Of course, this assumes that all other parameters, such as operating expenses and commodity prices, remain constant, which they likely won‘t.
But it does serve to illustrate just how big an impact the capital expenditure savings could have on profits, especially if BHP can do what Mackenzie promises, namely continue to deliver output growth in addition to the cost savings.
Mackenzie said he isn’t focused on boosting volumes, but nonetheless expects output growth of 16 percent in 2013-14.
The aim for BHP and its competitors is to concentrate on the high volume, high margin parts of their businesses, such as iron ore.
It also appears equity investors are starting to buy into the story, with BHP and Rio Tinto shares showing some outperformance.
BHP’s Australian-listed shares are down 0.8 percent from the start of the year to the A$36.82 close on Dec. 10. But they have gained 19.5 percent since the 2013 closing low of A$30.81 on June 25.
The S&P GSCI Index, which is a good proxy for BHP given it contains energy and about a third of BHP’s revenues comes from petroleum, has lost 2.5 percent this year, and has only gained 4.8 percent since its year-low on April 17.
Rio Tinto’s shares closed at A$66.17 on Dec. 10, up 0.2 percent so far this year.

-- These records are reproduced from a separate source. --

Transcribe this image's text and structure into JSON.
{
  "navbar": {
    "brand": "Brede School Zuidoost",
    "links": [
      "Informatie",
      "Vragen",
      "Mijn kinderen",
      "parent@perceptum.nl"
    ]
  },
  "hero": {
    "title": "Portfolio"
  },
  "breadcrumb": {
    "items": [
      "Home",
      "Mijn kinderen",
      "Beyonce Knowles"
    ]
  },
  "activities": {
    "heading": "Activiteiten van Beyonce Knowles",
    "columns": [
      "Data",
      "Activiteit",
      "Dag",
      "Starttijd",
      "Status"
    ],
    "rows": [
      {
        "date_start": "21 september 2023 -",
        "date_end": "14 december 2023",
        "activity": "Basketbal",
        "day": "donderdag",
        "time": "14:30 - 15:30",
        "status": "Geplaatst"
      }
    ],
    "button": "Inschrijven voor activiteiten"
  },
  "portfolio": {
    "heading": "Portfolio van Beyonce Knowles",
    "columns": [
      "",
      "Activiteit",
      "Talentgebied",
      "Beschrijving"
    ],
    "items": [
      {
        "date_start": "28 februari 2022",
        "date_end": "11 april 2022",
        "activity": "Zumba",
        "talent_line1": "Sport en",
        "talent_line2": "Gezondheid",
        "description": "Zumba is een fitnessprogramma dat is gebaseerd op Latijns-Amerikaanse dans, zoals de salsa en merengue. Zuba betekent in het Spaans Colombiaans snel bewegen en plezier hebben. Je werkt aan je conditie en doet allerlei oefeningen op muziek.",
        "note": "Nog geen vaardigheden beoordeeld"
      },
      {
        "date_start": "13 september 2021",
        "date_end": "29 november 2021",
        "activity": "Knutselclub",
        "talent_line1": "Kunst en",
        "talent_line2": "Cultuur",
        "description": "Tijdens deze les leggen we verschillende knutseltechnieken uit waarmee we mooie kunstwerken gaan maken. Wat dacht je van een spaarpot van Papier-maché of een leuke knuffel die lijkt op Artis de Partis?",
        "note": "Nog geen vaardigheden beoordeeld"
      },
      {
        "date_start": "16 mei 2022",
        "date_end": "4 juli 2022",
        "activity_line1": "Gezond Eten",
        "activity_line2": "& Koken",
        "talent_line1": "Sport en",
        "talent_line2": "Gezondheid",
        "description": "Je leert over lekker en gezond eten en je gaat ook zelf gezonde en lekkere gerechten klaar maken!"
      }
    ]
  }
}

Since their closing low on June 26, they have gained 31.7 percent.
Given that Rio makes the bulk of its profits from iron ore, a comparison with the Asian spot price is reasonable.
Iron ore has lost 3.8 percent since the start of the year to the close at $139.40 a tonne on Dec. 10, and it has gained 26.2 percent since the year-low of $110.40 on May 31.
What these numbers show is that since the lows for both commodity and share prices, the Anglo-Australian giants have done better than the commodities they produce.
However, both have a long way to go before scaling the heights reached in 2011, when BHP peaked at A$49.55 in April and Rio Tinto reached A$88.68 in February.
In the year to June 2011, BHP’s net income before taxes was $31.25 billion, about 75 percent more the amount achieved in the year to June 2013.
However, the cost-cutting programme may be enough to return profits close to the 2011 levels even if commodity prices remain constrained by the gradual slowing of demand growth in China, the world’s biggest buyer.
Disclosure: At the time of publication Clyde Russell owned shares in BHP Billiton and Rio Tinto as an investor in a fund. He may also own other shares mentioned as an investor in a fund.